In the sudden absence of husbands, fathers, brothers and beaus, white Southern women discovered a newfound freedom — one that simultaneously granted them more power in relationships and increased their likelihood of heartbreak. Gone were the traditions of antebellum courtships, where family connections and wealth were paramount and a closed circle of friends and neighbors scrutinized potential mates, a process that could last for years. The war’s disruptions forced elite Southern parents to loosen rules regarding chaperoning and coquetry, which one prominent lecturer called “an artful mixture of hypocrisy, fraud, treachery and falsehood” that risked tarnishing a girl’s reputation. The girls themselves relinquished the anticipation, instilled since birth, that they would one day assume their positions as wives, mothers and slave mistresses, that their lives would be steeped in every privilege and comfort. The war ultimately challenged not only long-held traditions of courtship and marriage, but the expectation that one might wed at all.

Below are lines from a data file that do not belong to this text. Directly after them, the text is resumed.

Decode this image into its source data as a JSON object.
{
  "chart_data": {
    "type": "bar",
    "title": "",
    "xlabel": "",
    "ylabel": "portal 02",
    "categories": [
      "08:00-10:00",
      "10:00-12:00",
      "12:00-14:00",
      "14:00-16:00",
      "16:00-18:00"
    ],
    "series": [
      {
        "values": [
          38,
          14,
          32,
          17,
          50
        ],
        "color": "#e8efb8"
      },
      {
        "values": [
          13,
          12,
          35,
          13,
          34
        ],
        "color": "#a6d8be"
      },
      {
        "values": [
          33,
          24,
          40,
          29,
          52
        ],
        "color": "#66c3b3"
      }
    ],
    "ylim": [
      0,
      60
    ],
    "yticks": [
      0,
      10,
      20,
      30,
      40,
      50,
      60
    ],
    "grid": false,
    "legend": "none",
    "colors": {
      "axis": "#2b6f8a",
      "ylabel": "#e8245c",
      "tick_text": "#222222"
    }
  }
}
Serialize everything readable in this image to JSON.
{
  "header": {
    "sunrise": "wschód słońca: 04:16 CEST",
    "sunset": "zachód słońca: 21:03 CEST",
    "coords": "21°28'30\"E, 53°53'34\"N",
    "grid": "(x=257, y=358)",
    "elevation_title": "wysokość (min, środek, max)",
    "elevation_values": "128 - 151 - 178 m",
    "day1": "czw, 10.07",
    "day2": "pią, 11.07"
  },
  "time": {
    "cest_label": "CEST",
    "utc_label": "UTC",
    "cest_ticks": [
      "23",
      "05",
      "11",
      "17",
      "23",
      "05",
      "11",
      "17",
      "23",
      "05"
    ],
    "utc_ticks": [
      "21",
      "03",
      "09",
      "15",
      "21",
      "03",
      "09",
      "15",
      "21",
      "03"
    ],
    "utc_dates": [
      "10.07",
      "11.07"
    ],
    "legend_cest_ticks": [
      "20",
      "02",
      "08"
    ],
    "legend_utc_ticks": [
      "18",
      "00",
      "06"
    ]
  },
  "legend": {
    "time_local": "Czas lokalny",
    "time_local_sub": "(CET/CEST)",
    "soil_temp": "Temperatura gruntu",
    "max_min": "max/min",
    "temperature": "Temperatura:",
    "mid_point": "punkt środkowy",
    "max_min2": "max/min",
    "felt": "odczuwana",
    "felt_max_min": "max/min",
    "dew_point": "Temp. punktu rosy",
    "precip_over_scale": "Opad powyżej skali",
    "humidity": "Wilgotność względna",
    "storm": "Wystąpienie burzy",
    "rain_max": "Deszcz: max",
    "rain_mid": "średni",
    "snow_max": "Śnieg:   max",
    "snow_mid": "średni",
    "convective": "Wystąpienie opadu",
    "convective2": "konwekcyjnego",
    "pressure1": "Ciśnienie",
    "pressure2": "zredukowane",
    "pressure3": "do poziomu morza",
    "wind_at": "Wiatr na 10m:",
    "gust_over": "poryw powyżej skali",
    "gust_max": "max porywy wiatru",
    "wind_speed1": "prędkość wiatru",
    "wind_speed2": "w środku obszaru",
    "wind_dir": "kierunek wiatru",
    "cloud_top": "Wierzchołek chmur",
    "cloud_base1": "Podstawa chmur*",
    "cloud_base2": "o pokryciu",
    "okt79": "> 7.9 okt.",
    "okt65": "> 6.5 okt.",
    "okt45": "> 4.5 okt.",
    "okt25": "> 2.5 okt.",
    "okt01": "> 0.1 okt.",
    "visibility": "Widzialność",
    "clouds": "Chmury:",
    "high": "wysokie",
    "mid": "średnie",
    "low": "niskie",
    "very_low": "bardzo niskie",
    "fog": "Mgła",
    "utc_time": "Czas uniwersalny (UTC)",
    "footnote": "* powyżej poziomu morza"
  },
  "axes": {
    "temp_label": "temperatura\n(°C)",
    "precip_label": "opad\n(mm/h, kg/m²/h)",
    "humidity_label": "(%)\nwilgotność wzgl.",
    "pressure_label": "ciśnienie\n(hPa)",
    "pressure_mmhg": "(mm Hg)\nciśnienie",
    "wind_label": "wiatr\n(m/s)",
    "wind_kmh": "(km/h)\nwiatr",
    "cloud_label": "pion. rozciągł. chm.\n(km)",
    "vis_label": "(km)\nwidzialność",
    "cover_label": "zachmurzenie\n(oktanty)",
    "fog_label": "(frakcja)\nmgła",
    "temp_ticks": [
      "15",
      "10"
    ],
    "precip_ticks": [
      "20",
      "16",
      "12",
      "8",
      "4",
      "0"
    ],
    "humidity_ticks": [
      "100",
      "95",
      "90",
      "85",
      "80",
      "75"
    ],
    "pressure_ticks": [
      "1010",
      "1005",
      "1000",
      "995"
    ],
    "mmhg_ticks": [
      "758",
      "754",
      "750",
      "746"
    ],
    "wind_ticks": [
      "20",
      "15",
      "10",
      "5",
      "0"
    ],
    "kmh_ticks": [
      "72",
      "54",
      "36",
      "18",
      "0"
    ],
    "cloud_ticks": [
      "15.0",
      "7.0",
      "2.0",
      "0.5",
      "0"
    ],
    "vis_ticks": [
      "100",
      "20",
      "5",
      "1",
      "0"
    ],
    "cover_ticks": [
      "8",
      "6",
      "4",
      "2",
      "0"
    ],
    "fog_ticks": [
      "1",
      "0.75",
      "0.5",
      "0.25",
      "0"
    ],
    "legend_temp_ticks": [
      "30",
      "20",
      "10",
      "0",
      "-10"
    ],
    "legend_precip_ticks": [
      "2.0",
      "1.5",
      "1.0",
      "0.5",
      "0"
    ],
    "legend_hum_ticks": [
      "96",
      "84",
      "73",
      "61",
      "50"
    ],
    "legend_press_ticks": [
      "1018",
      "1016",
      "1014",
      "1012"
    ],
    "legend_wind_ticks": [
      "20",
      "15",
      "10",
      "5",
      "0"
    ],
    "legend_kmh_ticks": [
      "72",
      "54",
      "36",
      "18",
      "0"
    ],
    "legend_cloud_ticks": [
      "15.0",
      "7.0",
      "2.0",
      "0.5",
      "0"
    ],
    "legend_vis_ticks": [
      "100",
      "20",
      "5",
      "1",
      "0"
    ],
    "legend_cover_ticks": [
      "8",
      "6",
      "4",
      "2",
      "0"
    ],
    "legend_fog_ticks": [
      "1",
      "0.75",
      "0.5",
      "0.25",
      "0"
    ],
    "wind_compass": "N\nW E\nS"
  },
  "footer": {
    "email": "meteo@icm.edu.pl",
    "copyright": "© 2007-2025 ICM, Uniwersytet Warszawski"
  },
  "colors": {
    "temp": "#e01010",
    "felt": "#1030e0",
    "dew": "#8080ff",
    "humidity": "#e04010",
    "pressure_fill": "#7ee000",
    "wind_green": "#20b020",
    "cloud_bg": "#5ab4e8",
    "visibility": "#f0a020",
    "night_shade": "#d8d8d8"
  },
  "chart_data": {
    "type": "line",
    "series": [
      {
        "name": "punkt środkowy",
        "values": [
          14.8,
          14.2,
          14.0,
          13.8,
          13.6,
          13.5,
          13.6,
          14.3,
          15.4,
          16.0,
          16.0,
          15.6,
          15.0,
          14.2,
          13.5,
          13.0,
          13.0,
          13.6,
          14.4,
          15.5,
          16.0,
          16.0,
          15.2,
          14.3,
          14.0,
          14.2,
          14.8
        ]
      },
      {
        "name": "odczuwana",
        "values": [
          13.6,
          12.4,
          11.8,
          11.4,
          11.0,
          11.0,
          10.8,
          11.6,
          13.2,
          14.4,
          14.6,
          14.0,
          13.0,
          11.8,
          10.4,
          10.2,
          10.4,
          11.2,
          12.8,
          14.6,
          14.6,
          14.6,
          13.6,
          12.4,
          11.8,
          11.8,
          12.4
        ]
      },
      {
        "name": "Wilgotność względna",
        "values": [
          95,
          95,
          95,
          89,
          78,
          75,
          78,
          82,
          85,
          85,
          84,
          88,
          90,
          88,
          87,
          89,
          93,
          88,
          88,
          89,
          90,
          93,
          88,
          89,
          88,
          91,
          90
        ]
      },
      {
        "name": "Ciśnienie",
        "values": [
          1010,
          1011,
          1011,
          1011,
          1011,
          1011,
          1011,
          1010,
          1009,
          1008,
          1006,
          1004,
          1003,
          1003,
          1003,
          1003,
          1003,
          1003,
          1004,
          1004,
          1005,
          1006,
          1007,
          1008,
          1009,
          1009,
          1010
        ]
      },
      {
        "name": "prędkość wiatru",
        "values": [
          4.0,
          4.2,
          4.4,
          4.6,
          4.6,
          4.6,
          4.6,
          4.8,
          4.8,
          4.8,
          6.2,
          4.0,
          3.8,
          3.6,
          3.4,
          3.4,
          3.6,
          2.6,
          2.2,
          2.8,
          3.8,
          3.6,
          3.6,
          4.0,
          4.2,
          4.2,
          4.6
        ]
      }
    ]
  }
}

Turning ahead several decades, Niamh Gallagher reviews Elisabeth Shipton’s Female Tommies, which chronicles women’s role in World War I:

Significantly, Shipton’s work suggests that the war may have marked a watershed for women after all, at least for those engaged in the military. She argues that “the place to look for the lasting effects of the militarisation of women in the First World War is not 1919 but twenty years further on, in 1939”. For example, the famous Bletchley Park Wrens (members of the Women’s Royal Naval Service) who participated in decoding the secret communications of the Axis during the Second World War had their origins in the Hushwaacs, a section of the Women’s Army Auxiliary Corps formed in 1917 in the wake of persistent efforts by British “female Tommies” to force the War Office to form an official women’s military corps.

A century after the Great War began, and at a time when the changing roles of women in the armed forces are a focus of media attention and public debate, Female Tommies is a valuable resource for those keen to learn about individuals who helped to lay the foundations for women’s frontline participation in wars of the 20th and 21st centuries.